We isolate the African Leimacomys in its own subfamily to highlight the enigmatic nature of its mosaic character pattern and uncertain phylogenetic affinities. Usually associated with dendromurines (see Leimacomyinae introduction), its cranial configuration is unlike any genus in that group and instead resembles murines, gerbils, and deomyines such as Lophuromys. Molar occlusal patterns were thought to match those in the dendromurine Steatomys, but in many ways are more similar to gerbillines (Denys et al., 1995) or extinct myocricetodontines (C. Denys, in litt., 2001). While nesting Leimacomyinae within Muridae seems to reflect morphology, its status as an independent clade, or alternatively as a member of either Deomyinae or Gerbillinae, will require testing with a broader survey of African genera in Muridae and Nesomyidae in which the focus is on morphological traits other than just dentition, and the incorporation of DNA gene sequences.

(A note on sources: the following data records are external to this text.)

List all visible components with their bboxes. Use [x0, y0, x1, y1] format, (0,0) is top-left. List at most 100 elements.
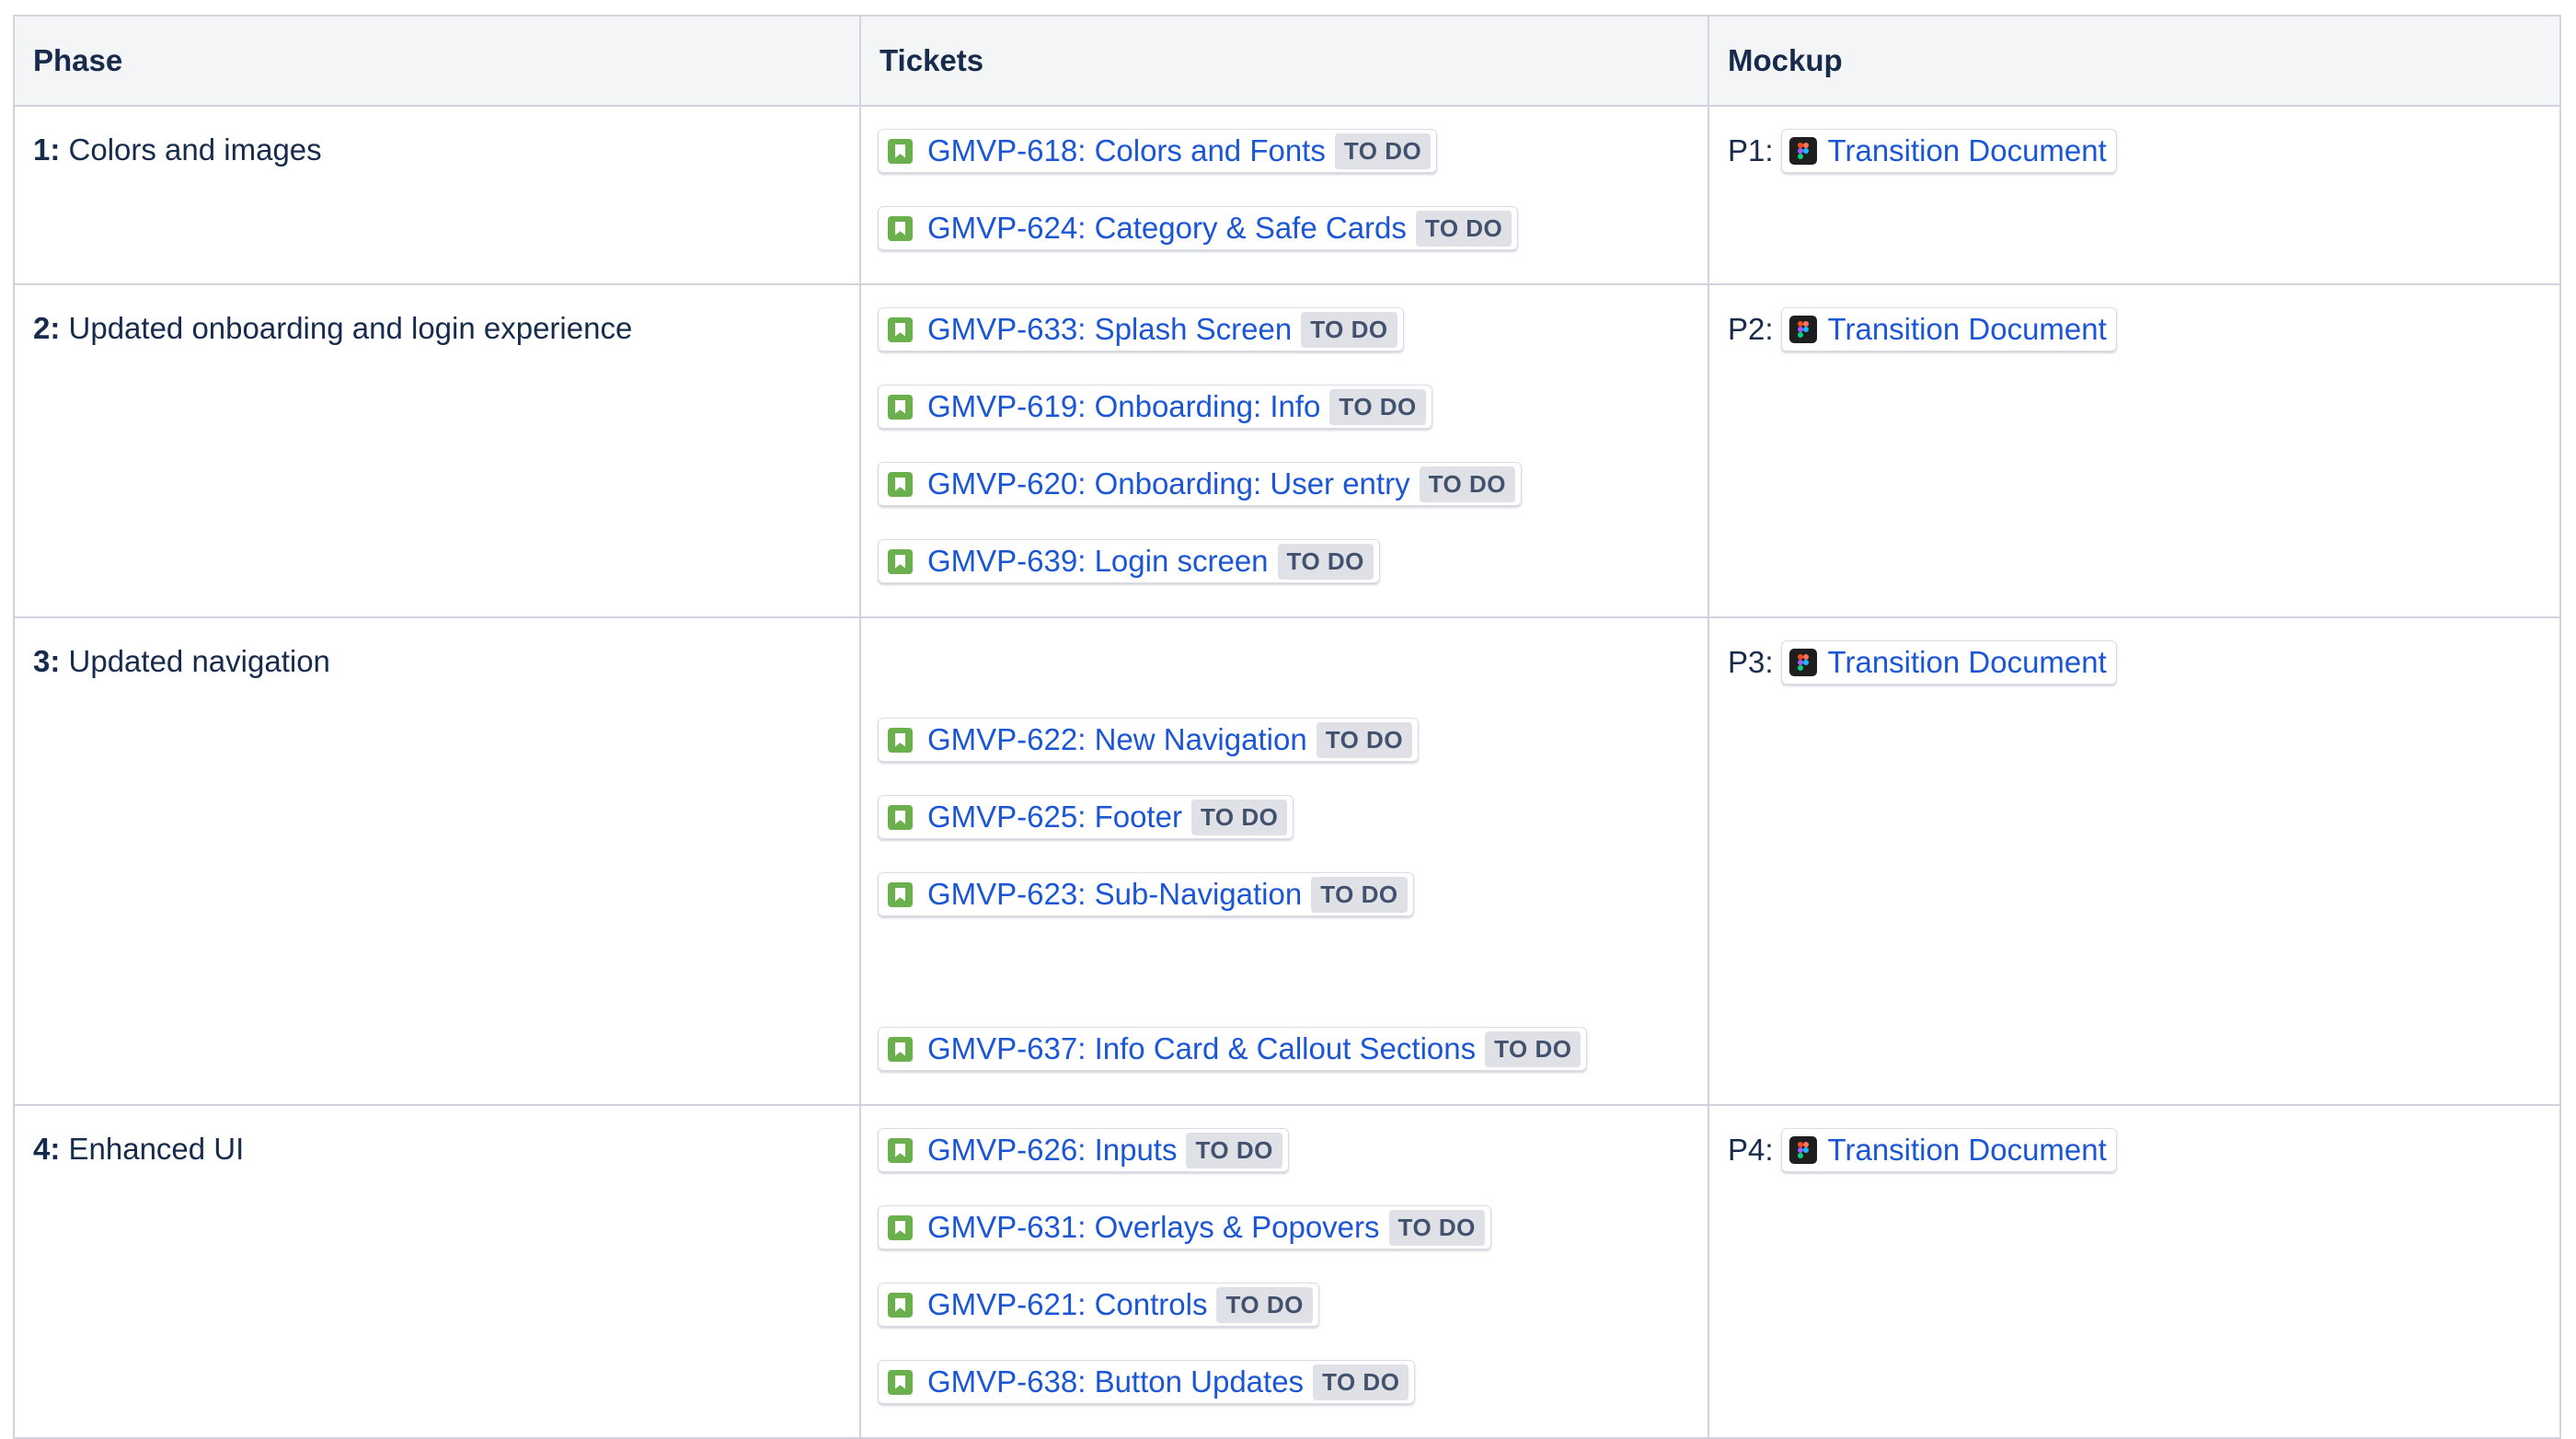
status-badge: TO DO — [1277, 543, 1374, 580]
story-icon — [888, 215, 913, 241]
mockup-prefix: P2: — [1728, 312, 1774, 346]
header-tickets: Tickets — [859, 15, 1709, 107]
ticket-link[interactable]: GMVP-626: Inputs TO DO — [878, 1128, 1289, 1172]
phase-cell: 2: Updated onboarding and login experien… — [13, 283, 861, 618]
ticket-label: GMVP-619: Onboarding: Info — [927, 389, 1321, 423]
ticket-label: GMVP-626: Inputs — [927, 1133, 1178, 1167]
phase-cell: 3: Updated navigation — [13, 616, 861, 1106]
figma-icon — [1788, 316, 1817, 343]
phase-text: Updated navigation — [60, 644, 330, 678]
phase-text: Enhanced UI — [60, 1132, 245, 1166]
phase-cell: 1: Colors and images — [13, 105, 861, 285]
tickets-cell: GMVP-618: Colors and Fonts TO DO GMVP-624… — [859, 105, 1709, 285]
mockup-prefix: P3: — [1728, 645, 1774, 679]
ticket-link[interactable]: GMVP-623: Sub-Navigation TO DO — [878, 872, 1414, 916]
ticket-link[interactable]: GMVP-625: Footer TO DO — [878, 795, 1294, 839]
status-badge: TO DO — [1301, 311, 1397, 348]
ticket-link[interactable]: GMVP-638: Button Updates TO DO — [878, 1360, 1416, 1404]
ticket-label: GMVP-631: Overlays & Popovers — [927, 1210, 1380, 1244]
status-badge: TO DO — [1415, 210, 1512, 247]
ticket-label: GMVP-625: Footer — [927, 800, 1182, 834]
phase-table: Phase Tickets Mockup 1: Colors and image… — [13, 15, 2561, 1439]
story-icon — [888, 471, 913, 497]
phase-number: 1: — [33, 132, 61, 167]
story-icon — [888, 881, 913, 907]
story-icon — [888, 804, 913, 830]
status-badge: TO DO — [1329, 388, 1426, 425]
status-badge: TO DO — [1388, 1209, 1485, 1246]
story-icon — [888, 1036, 913, 1062]
mockup-link[interactable]: Transition Document — [1780, 129, 2117, 173]
phase-number: 2: — [33, 311, 61, 345]
ticket-label: GMVP-638: Button Updates — [927, 1364, 1305, 1399]
status-badge: TO DO — [1485, 1030, 1581, 1067]
story-icon — [888, 1215, 913, 1240]
ticket-link[interactable]: GMVP-631: Overlays & Popovers TO DO — [878, 1205, 1491, 1249]
ticket-link[interactable]: GMVP-620: Onboarding: User entry TO DO — [878, 462, 1522, 506]
ticket-link[interactable]: GMVP-633: Splash Screen TO DO — [878, 307, 1404, 351]
mockup-link-label: Transition Document — [1827, 1133, 2107, 1167]
phase-number: 3: — [33, 644, 61, 678]
tickets-cell: GMVP-626: Inputs TO DO GMVP-631: Overlays… — [859, 1104, 1709, 1439]
ticket-link[interactable]: GMVP-639: Login screen TO DO — [878, 539, 1380, 583]
tickets-cell: GMVP-633: Splash Screen TO DO GMVP-619: O… — [859, 283, 1709, 618]
ticket-link[interactable]: GMVP-621: Controls TO DO — [878, 1283, 1319, 1327]
mockup-link[interactable]: Transition Document — [1780, 307, 2117, 351]
status-badge: TO DO — [1311, 876, 1408, 913]
figma-icon — [1788, 137, 1817, 165]
table-row: 1: Colors and images GMVP-618: Colors an… — [13, 105, 2561, 285]
mockup-cell: P1: Transition Document — [1708, 105, 2561, 285]
status-badge: TO DO — [1316, 721, 1413, 758]
tickets-cell: GMVP-622: New Navigation TO DO GMVP-625: … — [859, 616, 1709, 1106]
phase-text: Updated onboarding and login experience — [60, 311, 633, 345]
story-icon — [888, 317, 913, 342]
ticket-link[interactable]: GMVP-622: New Navigation TO DO — [878, 718, 1420, 762]
status-badge: TO DO — [1190, 799, 1288, 835]
story-icon — [888, 394, 913, 420]
story-icon — [888, 548, 913, 574]
story-icon — [888, 138, 913, 164]
ticket-label: GMVP-633: Splash Screen — [927, 312, 1293, 346]
ticket-label: GMVP-637: Info Card & Callout Sections — [927, 1031, 1477, 1065]
mockup-link-label: Transition Document — [1827, 133, 2107, 167]
ticket-link[interactable]: GMVP-637: Info Card & Callout Sections TO… — [878, 1027, 1588, 1071]
header-mockup: Mockup — [1708, 15, 2561, 107]
ticket-link[interactable]: GMVP-618: Colors and Fonts TO DO — [878, 129, 1438, 173]
figma-icon — [1788, 649, 1817, 676]
story-icon — [888, 1137, 913, 1163]
status-badge: TO DO — [1419, 466, 1515, 502]
ticket-label: GMVP-624: Category & Safe Cards — [927, 211, 1407, 245]
status-badge: TO DO — [1216, 1286, 1313, 1323]
ticket-label: GMVP-639: Login screen — [927, 544, 1269, 578]
mockup-link[interactable]: Transition Document — [1780, 1128, 2117, 1172]
mockup-cell: P4: Transition Document — [1708, 1104, 2561, 1439]
mockup-prefix: P1: — [1728, 133, 1774, 167]
phase-cell: 4: Enhanced UI — [13, 1104, 861, 1439]
status-badge: TO DO — [1313, 1364, 1409, 1400]
mockup-link[interactable]: Transition Document — [1780, 640, 2117, 685]
ticket-label: GMVP-623: Sub-Navigation — [927, 877, 1303, 911]
mockup-link-label: Transition Document — [1827, 312, 2107, 346]
ticket-label: GMVP-622: New Navigation — [927, 722, 1307, 756]
ticket-label: GMVP-621: Controls — [927, 1287, 1208, 1321]
table-row: 4: Enhanced UI GMVP-626: Inputs TO DO GMV… — [13, 1104, 2561, 1439]
story-icon — [888, 727, 913, 753]
phase-number: 4: — [33, 1132, 61, 1166]
mockup-cell: P2: Transition Document — [1708, 283, 2561, 618]
story-icon — [888, 1369, 913, 1395]
phase-text: Colors and images — [60, 132, 322, 167]
header-row: Phase Tickets Mockup — [13, 15, 2561, 107]
mockup-prefix: P4: — [1728, 1133, 1774, 1167]
story-icon — [888, 1292, 913, 1318]
ticket-link[interactable]: GMVP-619: Onboarding: Info TO DO — [878, 385, 1432, 429]
ticket-label: GMVP-618: Colors and Fonts — [927, 133, 1326, 167]
header-phase: Phase — [13, 15, 861, 107]
status-badge: TO DO — [1186, 1132, 1282, 1168]
table-row: 3: Updated navigation GMVP-622: New Navi… — [13, 616, 2561, 1106]
mockup-cell: P3: Transition Document — [1708, 616, 2561, 1106]
figma-icon — [1788, 1136, 1817, 1164]
ticket-link[interactable]: GMVP-624: Category & Safe Cards TO DO — [878, 206, 1519, 250]
ticket-label: GMVP-620: Onboarding: User entry — [927, 466, 1410, 501]
mockup-link-label: Transition Document — [1827, 645, 2107, 679]
status-badge: TO DO — [1334, 132, 1432, 169]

Evolutionary origin of the Muridae as constituted here may be traced back through extinct myocricetodontines (early Miocene and late Miocene-early Pliocene in Arabian Peninsula, early to late Miocene in Pakistan, middle Miocene of China, middle to late Miocene in North and East Africa, early to middle Miocene of Turkey, and late Miocene-early Pliocene in Spain; Qiu, 2001; Wessels, 1996) to early Miocene cricetids such as Spanocricetodon in Pakistan and and the morphologically similar Notocricetodon of Africa (de Bruijn et al., 1996). Tong and Jaeger (1993) speculated that myocricetodontines are paraphyletic, producing both gerbils and murines, which may be a sister-group to African dendromurines and cricetomyines; they estimated divergence of gerbillines-murines from dendromurines-cricetomyines at 18 million years before present. Such a relationship is reflected in the phylogenetic analyses of nuclear IRBP gene sequences by Jansa and Weksler (2004) in which those deomyines, gerbillines, and otomyines sampled (here = Muridae) form a major sister-group to exemplars of nesomyines, dendromurines, cricetomyines, mystromyines, and petromyscines (here = Nesomyidae).